German Chancellor Angela Merkel addressed lawmakers on Wednesday to give her response to the chaotic events that have taken place in Afghanistan in the past 10 days, amid calls for a parliamentary enquiry.
Addressing the issue of why the events came as such a surprise to the international community, Merkel said that the Western powers had underestimated how "breathtakingly quickly the Afghan security forces would give up their resistance to the Taliban after the troop withdrawal."
In retrospect, she said, it was easy to say what should have been done, but decisions had to be made as events unfolded.
"Our goal must be to preserve ... the changes we have made in Afghanistan over the past 20 years," she said.
She added that she was in favour of negotiations with the militant Taliban, as they were "now a reality in Afghanistan."
Merkel paid tribute to those who had died or suffered injuries while on active service in Afghanistan during the past two decades, revealing that one of her former bodyguards had been among the 59 German soldiers killed in the conflict.
"The developments of the last few days are terrible, they are bitter," Merkel said.
Social Democrat parliamentary party leader Rolf Muetzenich called for the establishment of a Bundestag enquiry to investigate the deployment of the Bundeswehr in Afghanistan, in the debate following Merkel's statement.
Merkel said that, at present, the German government was concentrating "with all its might" on the evacuation operations from Kabul airport, which need to be completed by Tuesday, the deadline for US troops to leave the country.
More than a week after the German Bundeswehr began its operation to evacuate its nationals from Afghanistan, the German parliament overwhelmingly approved the deployment of up to 600 soldiers.
The Bundestag approved the mandate, which is valid until September 30, by 538-9, with 89 abstentions. The tally had initially been given at 539-9 with 90 abstentions, but was updated after a print-out of the votes was made available.
Under Germany's post-war constitution, the Bundestag must approve every armed deployment of the Bundeswehr. In exceptional cases, this is also possible retroactively, normally when imminent danger is involved.
This was the case, according to the German government, when it came to the urgent need to evacuate German citizens and Afghan aid workers trapped in Afghanistan when it fell to Taliban forces 10 days ago.
The Bundeswehr flew out a further 538 people from Kabul in three flights on Wednesday, the German military announced on Twitter, bringing the number of people German forces have evacuated to 5,193, including more than 3,600 Afghans.
Additionally, German forces reported cooperated with US troops to send helicopters throughout Kabul to pick up 21 German citizens from pre-arranged extraction points, Eberhard Zorn, Germany's chief of defence, or highest-ranking soldier, said in Berlin.
The night-time operation reportedly used specialized aircraft and was working in the constant danger of attacks.
Despite the impressive numbers, some 200 German citizens are still believed to be in Kabul, according to the German Foreign Office. The number has even been rising "because people continue to report to us," a Foreign Office spokesperson said in Berlin on Wednesday.

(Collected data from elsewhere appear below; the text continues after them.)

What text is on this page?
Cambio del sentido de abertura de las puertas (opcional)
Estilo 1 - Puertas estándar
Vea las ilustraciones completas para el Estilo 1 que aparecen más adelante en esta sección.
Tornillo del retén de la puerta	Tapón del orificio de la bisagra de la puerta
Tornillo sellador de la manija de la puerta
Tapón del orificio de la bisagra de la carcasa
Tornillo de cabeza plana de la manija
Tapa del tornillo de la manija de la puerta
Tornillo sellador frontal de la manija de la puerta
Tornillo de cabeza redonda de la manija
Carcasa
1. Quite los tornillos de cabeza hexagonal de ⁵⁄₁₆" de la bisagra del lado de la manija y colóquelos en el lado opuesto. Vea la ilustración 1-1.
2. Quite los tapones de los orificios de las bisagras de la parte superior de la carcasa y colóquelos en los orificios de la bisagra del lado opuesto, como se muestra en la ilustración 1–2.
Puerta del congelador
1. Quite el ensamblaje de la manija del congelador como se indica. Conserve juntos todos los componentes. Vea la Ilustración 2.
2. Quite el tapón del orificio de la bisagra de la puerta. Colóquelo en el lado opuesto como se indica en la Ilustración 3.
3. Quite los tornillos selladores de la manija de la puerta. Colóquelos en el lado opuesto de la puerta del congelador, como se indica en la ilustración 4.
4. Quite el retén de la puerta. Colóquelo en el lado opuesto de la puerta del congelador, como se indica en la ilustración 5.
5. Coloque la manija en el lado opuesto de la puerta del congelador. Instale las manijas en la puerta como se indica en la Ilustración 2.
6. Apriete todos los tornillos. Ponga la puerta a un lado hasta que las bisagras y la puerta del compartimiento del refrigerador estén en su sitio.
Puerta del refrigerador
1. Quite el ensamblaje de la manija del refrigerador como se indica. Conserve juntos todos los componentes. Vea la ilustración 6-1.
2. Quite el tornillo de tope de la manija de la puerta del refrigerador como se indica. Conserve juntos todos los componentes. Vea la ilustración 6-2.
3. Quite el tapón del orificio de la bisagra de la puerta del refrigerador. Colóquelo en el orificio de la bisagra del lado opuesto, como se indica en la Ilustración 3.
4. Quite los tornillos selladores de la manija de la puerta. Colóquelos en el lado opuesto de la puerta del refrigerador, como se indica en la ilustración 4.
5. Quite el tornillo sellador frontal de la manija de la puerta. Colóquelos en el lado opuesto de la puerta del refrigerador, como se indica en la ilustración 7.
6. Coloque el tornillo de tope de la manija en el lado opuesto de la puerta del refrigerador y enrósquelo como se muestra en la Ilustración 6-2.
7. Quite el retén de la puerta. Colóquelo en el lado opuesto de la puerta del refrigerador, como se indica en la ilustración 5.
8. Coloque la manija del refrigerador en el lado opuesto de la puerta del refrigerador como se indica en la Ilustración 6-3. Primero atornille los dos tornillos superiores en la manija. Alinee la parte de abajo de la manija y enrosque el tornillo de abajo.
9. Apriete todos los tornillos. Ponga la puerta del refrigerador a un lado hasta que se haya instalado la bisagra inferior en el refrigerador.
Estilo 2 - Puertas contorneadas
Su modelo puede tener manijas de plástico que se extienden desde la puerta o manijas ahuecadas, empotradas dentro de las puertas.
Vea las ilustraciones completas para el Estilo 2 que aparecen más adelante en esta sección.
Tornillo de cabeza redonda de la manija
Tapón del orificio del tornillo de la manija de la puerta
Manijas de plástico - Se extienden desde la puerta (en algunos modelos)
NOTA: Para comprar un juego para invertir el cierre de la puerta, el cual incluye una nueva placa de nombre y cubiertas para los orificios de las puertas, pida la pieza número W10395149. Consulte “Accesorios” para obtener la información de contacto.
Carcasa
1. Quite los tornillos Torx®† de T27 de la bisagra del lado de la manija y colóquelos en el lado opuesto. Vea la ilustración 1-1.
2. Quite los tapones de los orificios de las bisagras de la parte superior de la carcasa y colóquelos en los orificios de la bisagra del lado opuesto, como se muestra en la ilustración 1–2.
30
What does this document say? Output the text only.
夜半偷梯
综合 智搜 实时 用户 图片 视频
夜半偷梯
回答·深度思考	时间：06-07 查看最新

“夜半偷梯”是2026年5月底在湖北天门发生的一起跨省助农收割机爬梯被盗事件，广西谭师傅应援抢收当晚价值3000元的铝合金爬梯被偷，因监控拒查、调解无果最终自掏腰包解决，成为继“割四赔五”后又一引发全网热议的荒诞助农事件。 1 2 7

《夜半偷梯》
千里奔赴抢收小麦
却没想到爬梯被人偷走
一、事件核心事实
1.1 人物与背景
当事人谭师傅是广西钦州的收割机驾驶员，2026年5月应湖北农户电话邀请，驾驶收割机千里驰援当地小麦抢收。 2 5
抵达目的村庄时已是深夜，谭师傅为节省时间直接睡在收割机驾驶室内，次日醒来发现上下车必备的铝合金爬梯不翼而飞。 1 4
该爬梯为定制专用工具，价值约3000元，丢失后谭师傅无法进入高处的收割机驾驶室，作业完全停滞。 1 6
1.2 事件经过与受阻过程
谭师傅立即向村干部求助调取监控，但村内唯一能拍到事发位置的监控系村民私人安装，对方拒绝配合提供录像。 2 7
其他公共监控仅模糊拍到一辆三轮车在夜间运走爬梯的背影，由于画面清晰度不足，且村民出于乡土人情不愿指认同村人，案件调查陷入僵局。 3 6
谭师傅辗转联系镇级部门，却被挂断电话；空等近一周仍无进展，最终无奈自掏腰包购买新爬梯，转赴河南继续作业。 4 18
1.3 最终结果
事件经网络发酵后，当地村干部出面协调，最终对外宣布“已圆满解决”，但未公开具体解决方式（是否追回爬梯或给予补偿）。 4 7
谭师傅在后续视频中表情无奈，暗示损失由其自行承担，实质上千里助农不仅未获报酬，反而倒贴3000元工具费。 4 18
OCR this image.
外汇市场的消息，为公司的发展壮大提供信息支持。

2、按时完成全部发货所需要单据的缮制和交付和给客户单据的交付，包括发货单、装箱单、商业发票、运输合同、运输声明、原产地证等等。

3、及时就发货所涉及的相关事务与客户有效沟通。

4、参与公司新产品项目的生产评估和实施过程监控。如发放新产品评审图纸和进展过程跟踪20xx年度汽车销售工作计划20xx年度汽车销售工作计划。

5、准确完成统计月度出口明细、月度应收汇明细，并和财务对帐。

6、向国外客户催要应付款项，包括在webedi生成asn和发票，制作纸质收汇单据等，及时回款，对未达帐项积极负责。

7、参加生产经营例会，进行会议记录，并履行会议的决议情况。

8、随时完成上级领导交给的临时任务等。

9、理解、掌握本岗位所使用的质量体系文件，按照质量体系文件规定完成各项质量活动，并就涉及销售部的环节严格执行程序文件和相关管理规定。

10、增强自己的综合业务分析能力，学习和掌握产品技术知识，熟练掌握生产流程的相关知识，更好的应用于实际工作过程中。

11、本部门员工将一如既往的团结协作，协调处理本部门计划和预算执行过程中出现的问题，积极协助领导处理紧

So far, more than 8,500 refugees from Afghanistan have been evacuated to the US Ramstein Air Base in Germany, where they are being accommodated in hangars and tents.
Once Ramstein's capacity for 10,000 people is exhausted, another 4,000 refugees can be accommodated in other US military bases in Germany.
Some 2,000 people fleeing Afghanistan arrived at the US military facility in the German city of Kaiserslautern on Wednesday, where they will temporarily be housed, the US Army announced.